What does the current hand-luggage furore at UK airports have in common with the UK government’s agenda for nuclear power? 

Absolutely nothing as it happens. They are poles apart in the way the government expects the ‘general public’* to react. (*I hate that word – it creates distracting data – and am unable to use it without quotation marks.)

Item no. 1 – Nuclear power

Nuclear power regularly pops up on the UK government’s agenda, and usually gets smacked down by the media arguing that nobody wants to live near a nuclear power plant (somewhat difficult to avoid on a densely-populated small island). Citing its safety record and benefits compared to coal- and oil-based alternatives has little impact, because safety records are irrelevant. It isn’t the level of risk that concerns people, it’s the fear of the consequences from just one single failure and Chernobyl serves up pictures to remind everyone.

Is the fear irrational? Absolutely. Is it reasonable? Yes, but it’s also quite pointless. Let me demonstrate.

Should the UK population be persuaded to accept nuclear power, it would likely be on the condition that plants be located as far away from cities as possible, i.e. Scotland (always gets the short straw). Let’s look at the distances involved:

Placing London at the centre of the red circle, the distance to Scotland also covers a fair portion of France. France already generates most of their electricity from nuclear power. And where do you suppose the nuclear power plants are located? Image courtesy of the BBC web site:

🙂 At most, only three are further away from London than the Outer Hebrides. I rest my case. At the risk of having my passport revoked and replaced by a one-way ticket on the EuroStar, I wonder why the UK government hasn’t tried using France as an example to argue their case.

Item no. 2 – Hand luggage on planes

You may have noticed that UK air travel went a little bit chaotic a couple of weeks ago. A plot to blow up planes was uncovered, the intention apparently being to construct the bomb in-flight by carrying household liquids and electronic items in hand luggage that, when combined together, can become explosive.

To prevent planes being blown up, the government immediately banned all hand luggage on all flights in to and out of the UK. Now who’s being irrational? Out of all the people on all of the flights, how many were even remotely likely to be terrorists completely unknown to the government and likely to board a plane undetected. The argument for all the disruption? “If just one person managed to bypass the security…” Hmmm, that sounds just like the ‘general public’ reaction to nuclear power plants.

It’s going to be hard for the government to tell its population to stop being irrational about potential nuclear threats when the government decides to be irrational about potential terrorist threats.

Fear versus Disruption

Irrational fears are forgotten or sidelined when the fear becomes too disruptive for every day life to continue. If the UK starts suffering regular black-outs due to insufficient electricity, and exorbitant oil prices push fuel costs beyond an as-yet unknown tipping point, people will start demanding alternatives. They may want other options explored first (wind, solar, hydro) but nuclear power will soon be considered acceptable if it becomes too inconvenient to not have it.

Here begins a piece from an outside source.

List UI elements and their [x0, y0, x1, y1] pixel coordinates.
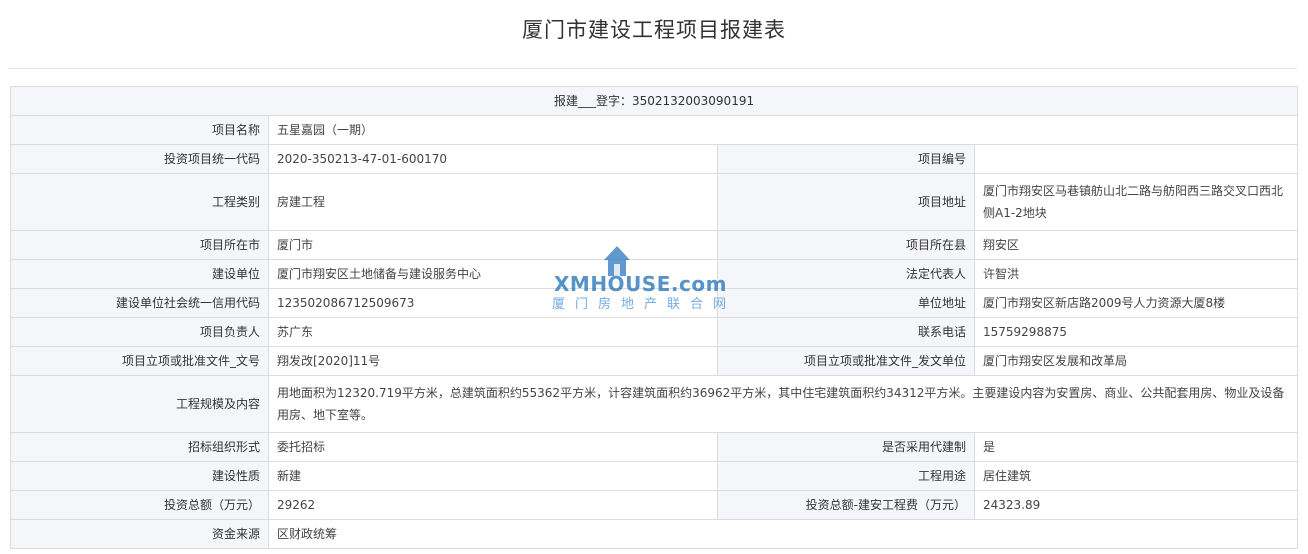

After September 11th, fear initially stopped people from flying. But the inconvenience caused by not flying soon outweighed fear and the inconvenience caused by increased security checks for flights to/from/within the US. The difference this time is in the level of security checks. With hand luggage now being so restrictive and security checks applied to all UK flights, how many regular business travellers will consider the disruption to be on the wrong side of the tipping point and choose alternatives. This time it isn’t fear that will stop people flying (you may end up on a plane that is blown up but it is unlikely). It is the process of flying that has become the problem (you will be disrupted every time you go to the airport) – that’s a whole different equation. I think the travel industry is right to be concerned.

So what’s all this go to do with people, information and technology (i.e. is this on- or off-topic)?

Irrational arguments that delay new technologies being adopted soon disappear when not using them becomes disruptive to daily activities. Similarly, technologies that are too disruptive compared to alternatives are unlikely to ever succeed in a mainstream market (there’s good reason why the paperless office remains a myth). It’s back to the chasm and the tipping point. For example, when will IM come of age? When it becomes a disadvantage to not use it and/or the current alternatives (email, phone) become too disruptive to use (spam, spam) – then arguments against adoption, especially irrational and unproven ones, will be sidelined or ignored.